Отчасти черты постутопического монтажа появились в этот период и у тех художников, которые сохраняли надежду на будущее радикальное изменение человеческого сознания — Бертольта Брехта и Сергея Эйзенштейна.
6. В 1950–1960-е годы в СССР монтаж был вновь адаптирован как в неподцензурной, так и в легальной литературе, а также в кинематографе. Однако возрождение монтажа в западных культурах и в СССР в этот период не было возвратом к традиции 1920-х годов. И на Западе, и особенно в СССР этот монтаж по-прежнему был не утопическим, а постутопическим, однако переосмысление традиции монтажа происходило в этот период на иных основаниях, чем в 1940-е.
Если в 1920-е годы монтаж — особенно в его советской интерпретации — демонстрировал реальность как разорванную и развивающуюся через конфликты, то в 1950–1960-е монтажные приемы свидетельствовали в большей степени об автономии произведения искусства и о гетерогенности человеческого сознания. Произошедшее изменение можно назвать персонализацией монтажа.
В эпоху «первого расцвета монтажа» этот метод представлял историю как насилие — с точки зрения его адепта, свидетеля или жертвы.

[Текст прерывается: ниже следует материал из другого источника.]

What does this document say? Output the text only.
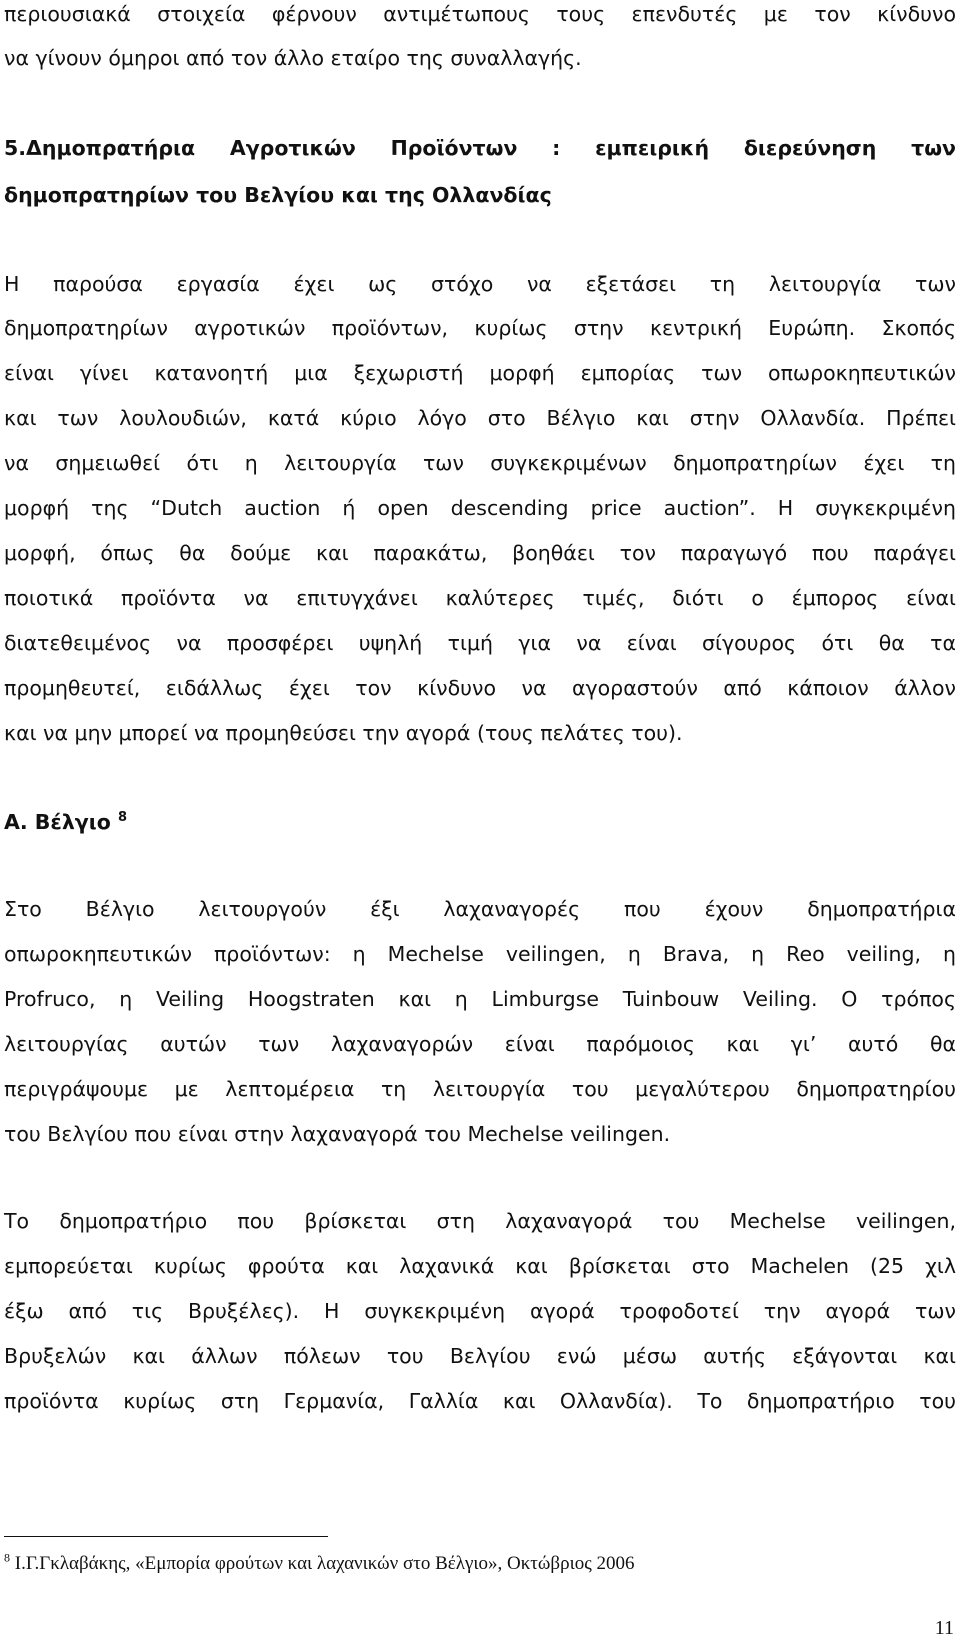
περιουσιακά στοιχεία φέρνουν αντιμέτωπους τους επενδυτές με τον κίνδυνο
να γίνουν όμηροι από τον άλλο εταίρο της συναλλαγής.
5.Δημοπρατήρια Αγροτικών Προϊόντων : εμπειρική διερεύνηση των
δημοπρατηρίων του Βελγίου και της Ολλανδίας
Η παρούσα εργασία έχει ως στόχο να εξετάσει τη λειτουργία των
δημοπρατηρίων αγροτικών προϊόντων, κυρίως στην κεντρική Ευρώπη. Σκοπός
είναι γίνει κατανοητή μια ξεχωριστή μορφή εμπορίας των οπωροκηπευτικών
και των λουλουδιών, κατά κύριο λόγο στο Βέλγιο και στην Ολλανδία. Πρέπει
να σημειωθεί ότι η λειτουργία των συγκεκριμένων δημοπρατηρίων έχει τη
μορφή της “Dutch auction ή open descending price auction”. Η συγκεκριμένη
μορφή, όπως θα δούμε και παρακάτω, βοηθάει τον παραγωγό που παράγει
ποιοτικά προϊόντα να επιτυγχάνει καλύτερες τιμές, διότι ο έμπορος είναι
διατεθειμένος να προσφέρει υψηλή τιμή για να είναι σίγουρος ότι θα τα
προμηθευτεί, ειδάλλως έχει τον κίνδυνο να αγοραστούν από κάποιον άλλον
και να μην μπορεί να προμηθεύσει την αγορά (τους πελάτες του).
Α. Βέλγιο $^8$
Στο Βέλγιο λειτουργούν έξι λαχαναγορές που έχουν δημοπρατήρια
οπωροκηπευτικών προϊόντων: η Mechelse veilingen, η Brava, η Reo veiling, η
Profruco, η Veiling Hoogstraten και η Limburgse Tuinbouw Veiling. Ο τρόπος
λειτουργίας αυτών των λαχαναγορών είναι παρόμοιος και γι’ αυτό θα
περιγράψουμε με λεπτομέρεια τη λειτουργία του μεγαλύτερου δημοπρατηρίου
του Βελγίου που είναι στην λαχαναγορά του Mechelse veilingen.
Το δημοπρατήριο που βρίσκεται στη λαχαναγορά του Mechelse veilingen,
εμπορεύεται κυρίως φρούτα και λαχανικά και βρίσκεται στο Machelen (25 χιλ
έξω από τις Βρυξέλες). Η συγκεκριμένη αγορά τροφοδοτεί την αγορά των
Βρυξελών και άλλων πόλεων του Βελγίου ενώ μέσω αυτής εξάγονται και
προϊόντα κυρίως στη Γερμανία, Γαλλία και Ολλανδία). Το δημοπρατήριο του
$^8$ Ι.Γ.Γκλαβάκης, «Εμπορία φρούτων και λαχανικών στο Βέλγιο», Οκτώβριος 2006
11
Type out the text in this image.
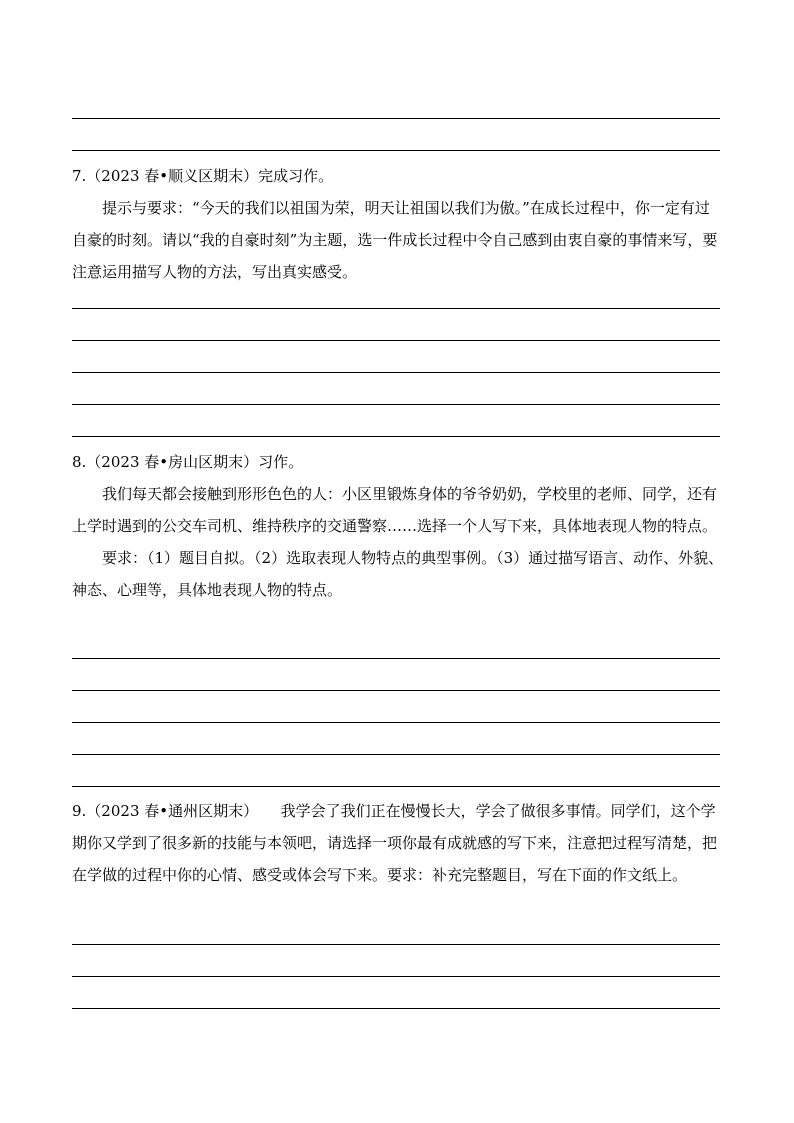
7.（2023 春•顺义区期末）完成习作。

提示与要求：“今天的我们以祖国为荣，明天让祖国以我们为傲。”在成长过程中，你一定有过自豪的时刻。请以“我的自豪时刻”为主题，选一件成长过程中令自己感到由衷自豪的事情来写，要注意运用描写人物的方法，写出真实感受。

8.（2023 春•房山区期末）习作。

我们每天都会接触到形形色色的人：小区里锻炼身体的爷爷奶奶，学校里的老师、同学，还有上学时遇到的公交车司机、维持秩序的交通警察……选择一个人写下来，具体地表现人物的特点。

要求：（1）题目自拟。（2）选取表现人物特点的典型事例。（3）通过描写语言、动作、外貌、神态、心理等，具体地表现人物的特点。

9.（2023 春•通州区期末）　　我学会了我们正在慢慢长大，学会了做很多事情。同学们，这个学期你又学到了很多新的技能与本领吧，请选择一项你最有成就感的写下来，注意把过程写清楚，把在学做的过程中你的心情、感受或体会写下来。要求：补充完整题目，写在下面的作文纸上。
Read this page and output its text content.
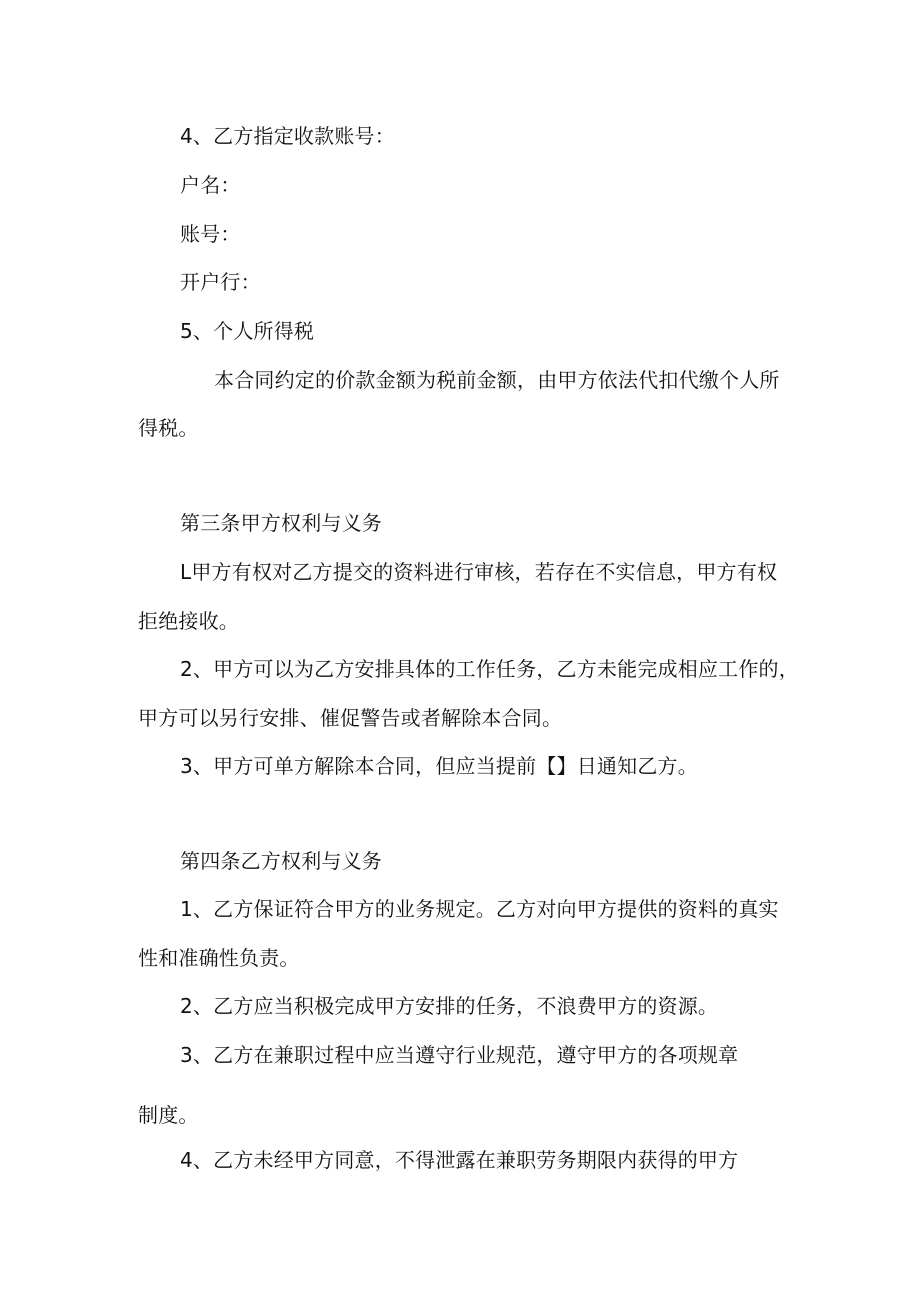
4、乙方指定收款账号：
户名：
账号：
开户行：
5、个人所得税
本合同约定的价款金额为税前金额，由甲方依法代扣代缴个人所
得税。
第三条甲方权利与义务
L甲方有权对乙方提交的资料进行审核，若存在不实信息，甲方有权
拒绝接收。
2、甲方可以为乙方安排具体的工作任务，乙方未能完成相应工作的，
甲方可以另行安排、催促警告或者解除本合同。
3、甲方可单方解除本合同，但应当提前【】日通知乙方。
第四条乙方权利与义务
1、乙方保证符合甲方的业务规定。乙方对向甲方提供的资料的真实
性和准确性负责。
2、乙方应当积极完成甲方安排的任务，不浪费甲方的资源。
3、乙方在兼职过程中应当遵守行业规范，遵守甲方的各项规章
制度。
4、乙方未经甲方同意，不得泄露在兼职劳务期限内获得的甲方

В период «возвращения» монтаж мог быть использован для демонстрации сопротивления насилию, творимому от лица истории революционными партиями или тоталитарными режимами, и для критики утопического сознания.
Все эти изменения накапливались подспудно в 1930–1940-е годы. В СССР их возникновение можно проследить по немногочисленным произведениям неподцензурной литературы этого периода.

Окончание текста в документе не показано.